Картина маньяка вырисовывалась еще чётче. Первое убийство, может быть, совершённое в аффекте или с другим, вполне весомым мотивом, стронуло что-то в шаткой психике вещевика, и он принялся избавляться от женщин, похожих на первую жертву, прихватив у неё на память некую вещь. Может быть, даже не задумавшись, что это не просто украшение.

С другой стороны, оберег этот мог и не принадлежать Наваловой, а появиться у убийцы иным путём.

Увы, поиски с собаками на этот раз тоже не принесли никакого результата: не то добирался убийца не по берегу, а по воде, не то еще что, однако след не взял ни один из трёх охотников, хотя скрупулёзно обошли весь берег до самого моста.

Титов бегать за собаками и их хозяевами не мог, но всё равно доходился до того, что к моменту свёртывания поисков был, кажется, способен лишь лечь и помереть. Ну или утопиться в такой заманчиво-близкой тёмной речной воде, и зарядивший дождь лишь подстёгивал угрюмые мысли. Благо еще поручик перед поездкой прихватил из дома форменную плащ-накидку, неплохо спасавшую от сырости. Брамс же категорически отказалась от любой другой верхней одежды, кроме своего анорака, и настаивать мужчина не стал: роба была длинная, до середины бедра, и действительно защищала от непогоды, так что за здоровье подопечной можно было не волноваться.

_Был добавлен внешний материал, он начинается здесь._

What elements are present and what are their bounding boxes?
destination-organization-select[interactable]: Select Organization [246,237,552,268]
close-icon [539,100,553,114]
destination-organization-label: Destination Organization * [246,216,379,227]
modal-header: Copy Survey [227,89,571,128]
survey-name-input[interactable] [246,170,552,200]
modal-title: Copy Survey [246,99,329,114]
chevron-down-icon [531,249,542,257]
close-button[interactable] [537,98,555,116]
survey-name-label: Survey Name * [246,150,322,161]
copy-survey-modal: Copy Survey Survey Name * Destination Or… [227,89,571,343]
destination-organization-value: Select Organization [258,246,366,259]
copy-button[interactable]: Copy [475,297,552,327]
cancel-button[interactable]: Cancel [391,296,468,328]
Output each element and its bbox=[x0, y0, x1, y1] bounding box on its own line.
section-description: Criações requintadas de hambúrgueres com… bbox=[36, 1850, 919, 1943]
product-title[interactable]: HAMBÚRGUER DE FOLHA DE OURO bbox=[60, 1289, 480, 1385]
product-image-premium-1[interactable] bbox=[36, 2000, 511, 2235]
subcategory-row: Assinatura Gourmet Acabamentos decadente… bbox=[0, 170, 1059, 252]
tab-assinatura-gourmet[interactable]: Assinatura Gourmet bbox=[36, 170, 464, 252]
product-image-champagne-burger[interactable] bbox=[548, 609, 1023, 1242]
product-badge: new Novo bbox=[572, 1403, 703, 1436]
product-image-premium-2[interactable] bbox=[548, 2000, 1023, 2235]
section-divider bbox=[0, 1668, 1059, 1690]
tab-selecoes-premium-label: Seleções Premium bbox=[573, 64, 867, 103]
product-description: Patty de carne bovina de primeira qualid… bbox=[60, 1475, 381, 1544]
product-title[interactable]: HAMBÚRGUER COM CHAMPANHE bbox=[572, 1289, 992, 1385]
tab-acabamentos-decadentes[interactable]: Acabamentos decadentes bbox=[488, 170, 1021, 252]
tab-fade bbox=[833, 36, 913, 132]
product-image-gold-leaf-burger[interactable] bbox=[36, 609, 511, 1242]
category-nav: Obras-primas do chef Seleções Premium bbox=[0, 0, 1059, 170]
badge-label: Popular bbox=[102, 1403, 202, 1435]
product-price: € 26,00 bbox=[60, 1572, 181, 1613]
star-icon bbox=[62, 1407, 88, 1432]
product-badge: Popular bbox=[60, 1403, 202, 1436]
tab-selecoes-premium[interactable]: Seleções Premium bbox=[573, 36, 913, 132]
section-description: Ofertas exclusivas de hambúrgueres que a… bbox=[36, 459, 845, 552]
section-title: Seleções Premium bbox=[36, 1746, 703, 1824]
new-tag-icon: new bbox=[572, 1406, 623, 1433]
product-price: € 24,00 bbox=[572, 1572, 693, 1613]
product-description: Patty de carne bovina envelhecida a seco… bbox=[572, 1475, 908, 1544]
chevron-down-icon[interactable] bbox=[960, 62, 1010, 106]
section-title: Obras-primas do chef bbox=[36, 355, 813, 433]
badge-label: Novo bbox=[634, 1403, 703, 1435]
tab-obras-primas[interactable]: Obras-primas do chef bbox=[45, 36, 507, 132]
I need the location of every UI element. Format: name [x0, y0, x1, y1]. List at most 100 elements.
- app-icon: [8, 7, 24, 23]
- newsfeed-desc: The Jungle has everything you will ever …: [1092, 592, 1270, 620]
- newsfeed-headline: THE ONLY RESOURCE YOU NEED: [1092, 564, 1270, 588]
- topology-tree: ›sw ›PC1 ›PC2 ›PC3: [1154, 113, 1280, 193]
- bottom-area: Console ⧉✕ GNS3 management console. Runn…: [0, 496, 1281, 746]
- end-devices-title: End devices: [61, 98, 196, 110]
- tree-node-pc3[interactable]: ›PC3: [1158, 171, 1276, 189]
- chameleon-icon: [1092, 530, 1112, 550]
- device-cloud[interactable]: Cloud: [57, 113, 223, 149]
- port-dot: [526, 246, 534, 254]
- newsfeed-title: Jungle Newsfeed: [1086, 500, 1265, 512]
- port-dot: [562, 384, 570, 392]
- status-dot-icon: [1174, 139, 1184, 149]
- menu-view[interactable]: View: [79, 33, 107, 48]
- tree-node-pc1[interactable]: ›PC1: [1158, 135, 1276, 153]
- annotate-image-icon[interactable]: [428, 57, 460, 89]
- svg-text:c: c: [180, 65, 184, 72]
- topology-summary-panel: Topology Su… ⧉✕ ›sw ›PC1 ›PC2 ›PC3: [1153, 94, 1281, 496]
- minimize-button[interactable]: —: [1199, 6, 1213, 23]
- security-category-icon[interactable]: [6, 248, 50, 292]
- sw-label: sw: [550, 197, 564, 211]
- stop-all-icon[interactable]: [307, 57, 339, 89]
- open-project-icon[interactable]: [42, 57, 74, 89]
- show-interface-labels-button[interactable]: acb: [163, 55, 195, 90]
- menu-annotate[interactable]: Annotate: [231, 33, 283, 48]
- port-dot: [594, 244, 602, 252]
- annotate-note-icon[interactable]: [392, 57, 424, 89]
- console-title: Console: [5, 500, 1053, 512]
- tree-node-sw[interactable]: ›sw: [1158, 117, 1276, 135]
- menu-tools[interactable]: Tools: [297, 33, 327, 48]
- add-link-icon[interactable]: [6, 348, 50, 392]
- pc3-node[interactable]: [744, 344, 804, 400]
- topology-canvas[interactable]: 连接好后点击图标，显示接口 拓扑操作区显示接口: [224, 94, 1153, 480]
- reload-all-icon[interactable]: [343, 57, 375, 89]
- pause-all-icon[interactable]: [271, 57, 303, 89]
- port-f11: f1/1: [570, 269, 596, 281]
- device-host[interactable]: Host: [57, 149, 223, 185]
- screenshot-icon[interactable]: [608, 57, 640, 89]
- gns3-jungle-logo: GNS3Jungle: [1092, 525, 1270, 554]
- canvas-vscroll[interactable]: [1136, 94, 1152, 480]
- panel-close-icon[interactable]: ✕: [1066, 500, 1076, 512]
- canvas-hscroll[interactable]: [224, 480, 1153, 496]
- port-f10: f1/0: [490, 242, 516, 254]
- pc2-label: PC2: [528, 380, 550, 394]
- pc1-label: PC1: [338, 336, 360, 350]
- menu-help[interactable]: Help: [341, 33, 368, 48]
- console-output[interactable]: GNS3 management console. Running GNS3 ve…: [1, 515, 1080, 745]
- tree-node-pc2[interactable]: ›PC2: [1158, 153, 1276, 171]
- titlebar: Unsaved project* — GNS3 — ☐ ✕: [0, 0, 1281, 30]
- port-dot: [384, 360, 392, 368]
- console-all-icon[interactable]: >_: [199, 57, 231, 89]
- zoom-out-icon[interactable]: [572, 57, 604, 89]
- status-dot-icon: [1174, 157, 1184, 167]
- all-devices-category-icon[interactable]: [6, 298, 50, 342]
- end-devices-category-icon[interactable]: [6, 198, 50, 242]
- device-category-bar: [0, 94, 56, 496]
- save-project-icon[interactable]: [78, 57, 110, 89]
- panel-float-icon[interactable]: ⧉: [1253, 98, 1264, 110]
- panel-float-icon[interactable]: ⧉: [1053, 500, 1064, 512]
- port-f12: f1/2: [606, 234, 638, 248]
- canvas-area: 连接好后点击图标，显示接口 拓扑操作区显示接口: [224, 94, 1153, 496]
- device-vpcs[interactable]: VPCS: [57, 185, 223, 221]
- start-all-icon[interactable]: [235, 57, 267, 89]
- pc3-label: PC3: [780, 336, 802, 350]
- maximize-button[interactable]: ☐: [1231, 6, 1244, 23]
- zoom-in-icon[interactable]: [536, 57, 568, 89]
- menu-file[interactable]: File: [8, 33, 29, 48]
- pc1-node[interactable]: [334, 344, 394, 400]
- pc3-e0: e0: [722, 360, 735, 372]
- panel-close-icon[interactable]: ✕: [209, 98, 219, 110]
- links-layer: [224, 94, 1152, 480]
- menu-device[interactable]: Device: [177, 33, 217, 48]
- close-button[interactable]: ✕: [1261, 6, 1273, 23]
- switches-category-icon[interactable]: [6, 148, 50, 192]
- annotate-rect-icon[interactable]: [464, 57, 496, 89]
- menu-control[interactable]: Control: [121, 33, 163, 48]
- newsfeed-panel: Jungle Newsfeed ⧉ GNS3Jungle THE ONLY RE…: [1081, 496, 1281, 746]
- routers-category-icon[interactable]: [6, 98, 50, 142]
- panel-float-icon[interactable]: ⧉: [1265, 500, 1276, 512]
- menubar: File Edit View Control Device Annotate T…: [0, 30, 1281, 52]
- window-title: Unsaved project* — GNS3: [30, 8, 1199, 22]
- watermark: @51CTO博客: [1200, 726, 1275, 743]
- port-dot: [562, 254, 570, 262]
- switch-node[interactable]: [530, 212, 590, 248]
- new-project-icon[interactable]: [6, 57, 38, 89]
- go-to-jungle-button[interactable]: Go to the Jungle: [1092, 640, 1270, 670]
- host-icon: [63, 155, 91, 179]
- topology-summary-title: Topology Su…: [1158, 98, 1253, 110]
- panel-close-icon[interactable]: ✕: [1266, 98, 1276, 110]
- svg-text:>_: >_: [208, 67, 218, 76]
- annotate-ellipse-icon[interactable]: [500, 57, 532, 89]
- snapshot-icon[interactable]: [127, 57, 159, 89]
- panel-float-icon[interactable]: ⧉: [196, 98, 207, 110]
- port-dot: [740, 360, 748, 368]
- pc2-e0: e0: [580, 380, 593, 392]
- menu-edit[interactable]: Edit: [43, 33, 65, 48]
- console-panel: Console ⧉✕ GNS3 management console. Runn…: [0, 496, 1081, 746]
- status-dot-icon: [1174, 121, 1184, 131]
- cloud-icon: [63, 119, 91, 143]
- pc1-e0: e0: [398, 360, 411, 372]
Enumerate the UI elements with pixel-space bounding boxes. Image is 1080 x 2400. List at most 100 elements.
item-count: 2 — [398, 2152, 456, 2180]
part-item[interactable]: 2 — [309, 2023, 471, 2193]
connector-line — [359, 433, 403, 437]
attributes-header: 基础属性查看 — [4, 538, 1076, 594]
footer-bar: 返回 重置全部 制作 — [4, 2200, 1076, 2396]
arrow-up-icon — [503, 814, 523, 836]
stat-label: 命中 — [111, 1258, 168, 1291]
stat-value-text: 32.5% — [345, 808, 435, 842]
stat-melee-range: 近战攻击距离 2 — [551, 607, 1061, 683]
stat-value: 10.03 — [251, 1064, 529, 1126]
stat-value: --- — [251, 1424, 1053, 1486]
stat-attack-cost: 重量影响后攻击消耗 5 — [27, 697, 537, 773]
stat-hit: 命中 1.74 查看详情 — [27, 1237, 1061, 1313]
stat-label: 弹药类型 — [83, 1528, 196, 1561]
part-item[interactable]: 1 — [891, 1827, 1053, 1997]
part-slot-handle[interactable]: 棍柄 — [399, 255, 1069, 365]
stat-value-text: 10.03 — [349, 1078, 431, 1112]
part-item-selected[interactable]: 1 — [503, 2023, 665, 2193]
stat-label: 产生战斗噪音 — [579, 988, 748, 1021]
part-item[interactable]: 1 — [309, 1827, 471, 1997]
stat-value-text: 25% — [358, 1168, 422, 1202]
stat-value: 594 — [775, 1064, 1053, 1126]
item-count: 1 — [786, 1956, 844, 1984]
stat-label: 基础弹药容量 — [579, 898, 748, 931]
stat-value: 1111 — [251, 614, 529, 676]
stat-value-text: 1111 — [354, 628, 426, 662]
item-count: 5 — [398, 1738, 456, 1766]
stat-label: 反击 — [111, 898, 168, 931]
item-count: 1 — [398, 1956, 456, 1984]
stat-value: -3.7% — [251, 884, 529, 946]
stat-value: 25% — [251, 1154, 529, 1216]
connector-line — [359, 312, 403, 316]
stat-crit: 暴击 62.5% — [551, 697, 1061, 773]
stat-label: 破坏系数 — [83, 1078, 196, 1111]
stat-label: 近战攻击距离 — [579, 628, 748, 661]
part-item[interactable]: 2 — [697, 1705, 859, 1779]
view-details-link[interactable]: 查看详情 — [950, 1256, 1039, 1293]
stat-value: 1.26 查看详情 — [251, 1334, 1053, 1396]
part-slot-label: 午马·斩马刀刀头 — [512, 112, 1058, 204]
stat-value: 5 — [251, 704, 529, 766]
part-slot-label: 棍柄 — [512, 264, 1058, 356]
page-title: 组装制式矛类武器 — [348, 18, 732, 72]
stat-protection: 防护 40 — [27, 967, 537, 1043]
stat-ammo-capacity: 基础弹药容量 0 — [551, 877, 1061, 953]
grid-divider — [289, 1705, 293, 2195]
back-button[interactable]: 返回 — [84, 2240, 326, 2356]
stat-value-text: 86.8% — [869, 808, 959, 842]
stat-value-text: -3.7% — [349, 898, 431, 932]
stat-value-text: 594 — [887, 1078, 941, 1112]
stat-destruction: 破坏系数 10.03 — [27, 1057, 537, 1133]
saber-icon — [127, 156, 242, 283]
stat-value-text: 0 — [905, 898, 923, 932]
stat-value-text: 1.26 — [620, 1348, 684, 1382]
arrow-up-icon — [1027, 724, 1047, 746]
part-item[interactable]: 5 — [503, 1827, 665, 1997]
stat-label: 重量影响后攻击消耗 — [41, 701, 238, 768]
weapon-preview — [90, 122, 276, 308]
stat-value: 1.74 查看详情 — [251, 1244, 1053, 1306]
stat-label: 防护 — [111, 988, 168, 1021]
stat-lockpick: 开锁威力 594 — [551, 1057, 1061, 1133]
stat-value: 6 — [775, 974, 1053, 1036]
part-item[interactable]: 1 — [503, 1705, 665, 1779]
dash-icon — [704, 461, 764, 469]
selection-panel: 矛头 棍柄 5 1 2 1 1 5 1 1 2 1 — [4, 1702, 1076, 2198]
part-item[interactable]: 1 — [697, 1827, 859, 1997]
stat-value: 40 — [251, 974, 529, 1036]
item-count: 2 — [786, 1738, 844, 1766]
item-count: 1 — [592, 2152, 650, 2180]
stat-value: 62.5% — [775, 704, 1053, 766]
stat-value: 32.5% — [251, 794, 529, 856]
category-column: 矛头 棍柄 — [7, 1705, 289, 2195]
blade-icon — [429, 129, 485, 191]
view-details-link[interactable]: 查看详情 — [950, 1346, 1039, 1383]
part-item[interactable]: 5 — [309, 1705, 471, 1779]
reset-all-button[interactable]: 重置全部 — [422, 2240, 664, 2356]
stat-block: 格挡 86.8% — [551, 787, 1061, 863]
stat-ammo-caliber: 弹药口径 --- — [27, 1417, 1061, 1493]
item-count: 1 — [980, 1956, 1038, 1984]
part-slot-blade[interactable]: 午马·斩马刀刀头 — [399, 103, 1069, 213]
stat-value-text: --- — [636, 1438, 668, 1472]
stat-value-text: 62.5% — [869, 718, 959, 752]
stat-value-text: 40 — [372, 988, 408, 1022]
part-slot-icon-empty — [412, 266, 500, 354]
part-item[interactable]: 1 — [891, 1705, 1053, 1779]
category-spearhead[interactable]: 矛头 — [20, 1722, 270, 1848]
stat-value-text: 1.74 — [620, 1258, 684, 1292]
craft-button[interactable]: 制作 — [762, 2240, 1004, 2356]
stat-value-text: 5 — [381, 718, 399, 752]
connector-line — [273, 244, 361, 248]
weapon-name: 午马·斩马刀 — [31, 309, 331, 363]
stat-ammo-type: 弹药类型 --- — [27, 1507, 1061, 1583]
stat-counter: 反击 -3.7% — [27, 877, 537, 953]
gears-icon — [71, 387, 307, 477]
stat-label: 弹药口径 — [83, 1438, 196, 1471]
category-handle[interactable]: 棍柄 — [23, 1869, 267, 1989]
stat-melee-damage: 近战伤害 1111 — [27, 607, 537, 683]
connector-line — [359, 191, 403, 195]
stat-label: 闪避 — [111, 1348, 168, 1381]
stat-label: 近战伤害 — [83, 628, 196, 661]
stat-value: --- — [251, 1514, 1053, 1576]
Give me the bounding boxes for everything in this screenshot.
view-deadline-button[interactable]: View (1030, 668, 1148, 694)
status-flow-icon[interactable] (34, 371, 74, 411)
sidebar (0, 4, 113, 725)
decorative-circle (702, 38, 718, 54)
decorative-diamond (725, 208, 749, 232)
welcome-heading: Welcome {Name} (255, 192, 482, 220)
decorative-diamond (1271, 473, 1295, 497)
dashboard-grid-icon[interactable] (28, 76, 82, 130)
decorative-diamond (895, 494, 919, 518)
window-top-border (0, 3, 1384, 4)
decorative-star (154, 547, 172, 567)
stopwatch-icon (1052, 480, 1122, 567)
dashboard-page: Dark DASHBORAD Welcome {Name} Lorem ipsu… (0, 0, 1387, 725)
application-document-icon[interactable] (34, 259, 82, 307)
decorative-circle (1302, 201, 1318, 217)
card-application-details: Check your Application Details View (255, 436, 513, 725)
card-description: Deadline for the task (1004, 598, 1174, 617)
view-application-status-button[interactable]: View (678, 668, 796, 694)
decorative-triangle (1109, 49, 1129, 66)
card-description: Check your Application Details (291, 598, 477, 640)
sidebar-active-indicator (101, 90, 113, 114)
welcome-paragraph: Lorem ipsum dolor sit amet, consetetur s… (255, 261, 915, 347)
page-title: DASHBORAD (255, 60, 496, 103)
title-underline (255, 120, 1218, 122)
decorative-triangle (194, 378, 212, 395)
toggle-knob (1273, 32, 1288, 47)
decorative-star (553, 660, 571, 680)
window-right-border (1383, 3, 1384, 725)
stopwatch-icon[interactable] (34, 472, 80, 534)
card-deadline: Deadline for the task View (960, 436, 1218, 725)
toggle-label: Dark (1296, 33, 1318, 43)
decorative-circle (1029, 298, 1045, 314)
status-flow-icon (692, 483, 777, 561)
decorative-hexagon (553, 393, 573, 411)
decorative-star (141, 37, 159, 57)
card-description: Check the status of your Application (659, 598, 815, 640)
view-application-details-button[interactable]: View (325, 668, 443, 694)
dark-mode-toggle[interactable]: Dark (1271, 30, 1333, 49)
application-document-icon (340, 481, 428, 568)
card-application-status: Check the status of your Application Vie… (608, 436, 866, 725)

— Натан Ильич, у меня из головы не идёт та таблица, которую нам в Охранке показали, — негромко поделилась Аэлита, когда сыскари медленно шли в гору к дороге. Титов бы и ещё медленнее ковылял, однако упрямство не позволяло.

— И как? — уточнил мужчина, радуясь возможности отвлечься на разговор.

— Не знаю, как объяснить… — она замялась. — Мне очень странно говорить такие слова, но та умбра принадлежала чему-то живому.

— Вы меня окончательно запутали. Как это — «чему-то живому»?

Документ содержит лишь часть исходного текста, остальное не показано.